A master patient index (MPI) makes patient data accessible between healthcare providers both within and across sectors. Since the providers are typically stand-alone legal entities, this constitutes a “transfer” as defined by data protection laws. If the MPI data is also subject to medical confidentiality, it constitutes a “disclosure” as defined by the pertinent Professional Code of Conduct for Physicians and by § 203 of the German Criminal Code. In addition to permission given in accordance with data protection laws, a specific authorization is also required for such a disclosure in accordance with the “dualist principle.”
Finding the legal foundations
The transfer of data between two legal entities is always allowed when expressly permitted by law, or, if the person involved has given informed consent for it. If the patient data in question is subject to confidentiality, either the law being applied or the informed consent statement must explicitly relate to patient or health-related information. At present, the ways in which hospitals may transfer and disclose patient information are regulated largely by specific German federal state laws affecting hospitals or health information privacy (for example the data protection section of Baden-Württemberg’s State Hospital Act or North Rhine-Westphalia’s Health Data Protection Act).
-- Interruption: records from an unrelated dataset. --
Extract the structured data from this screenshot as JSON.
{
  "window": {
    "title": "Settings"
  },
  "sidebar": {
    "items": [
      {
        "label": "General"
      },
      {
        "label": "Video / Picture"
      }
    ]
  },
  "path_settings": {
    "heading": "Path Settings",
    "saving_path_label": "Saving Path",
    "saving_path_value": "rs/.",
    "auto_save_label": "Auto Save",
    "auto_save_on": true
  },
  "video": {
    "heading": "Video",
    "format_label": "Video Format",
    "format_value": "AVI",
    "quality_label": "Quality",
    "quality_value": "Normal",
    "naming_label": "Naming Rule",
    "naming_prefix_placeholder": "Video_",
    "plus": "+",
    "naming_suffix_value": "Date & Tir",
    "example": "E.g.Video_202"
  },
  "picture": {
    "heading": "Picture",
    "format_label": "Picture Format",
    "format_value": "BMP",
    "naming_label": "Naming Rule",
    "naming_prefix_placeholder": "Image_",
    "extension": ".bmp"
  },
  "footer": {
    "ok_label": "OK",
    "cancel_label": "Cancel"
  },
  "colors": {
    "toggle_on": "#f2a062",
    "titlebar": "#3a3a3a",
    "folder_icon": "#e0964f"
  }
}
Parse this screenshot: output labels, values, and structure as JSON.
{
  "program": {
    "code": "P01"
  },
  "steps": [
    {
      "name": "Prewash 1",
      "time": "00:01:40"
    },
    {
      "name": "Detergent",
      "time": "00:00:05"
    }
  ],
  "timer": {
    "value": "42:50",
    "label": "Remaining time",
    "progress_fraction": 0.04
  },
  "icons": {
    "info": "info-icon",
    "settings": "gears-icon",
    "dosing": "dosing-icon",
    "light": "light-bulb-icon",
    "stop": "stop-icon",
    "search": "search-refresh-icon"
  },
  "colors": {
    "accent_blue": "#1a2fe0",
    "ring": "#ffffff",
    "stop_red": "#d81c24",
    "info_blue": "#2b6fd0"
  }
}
This will change by May 25, 2018. At that time the EU General Data Protection Regulation (EU GDPR, enacted on May 25, 2016) will be in effect, or else the relevant national implementation laws for specific areas, such as the new German Federal Data Protection Act (a draft of which is already available). It remains to be seen whether the new regulations will entail new legal conditions for consent with regard to MPI data. Also unclear is the extent to which existing state/hospital/healthcare data protection regulations will remain in place.
MPI data: Demographic vs. patient data
The extent to which the transferred data (usually only demographics) constitutes patient data, and the extent to which the latter is covered by confidentiality, is an interesting question. The transferred records may contain only demographic data, but as soon as they include the information that a person is or was the patient of a particular provider, these data should be regarded as patient data. Furthermore, the mere fact that a person was a patient in a hospital or of a doctor is subject to confidentiality.
Several of the pertinent laws do allow for the transfer and disclosure of patient data to outside institutions or providers in principle, but only if the data recipient is involved in that particular patient’s current or future care, or requires the information in question for the treatment itself. Transfer of patient demographic data to an outside institution without the patient’s permission or knowledge may not necessarily be covered by these laws, however—even if the patient would benefit (often permanently) from optimized communication among the various providers. As a result—and also on account of the transparency towards the data subject that will be required in the future under the EU General Data Protection Regulation—the patient’s informed consent will always be necessary for the transfer of the data needed for the MPI.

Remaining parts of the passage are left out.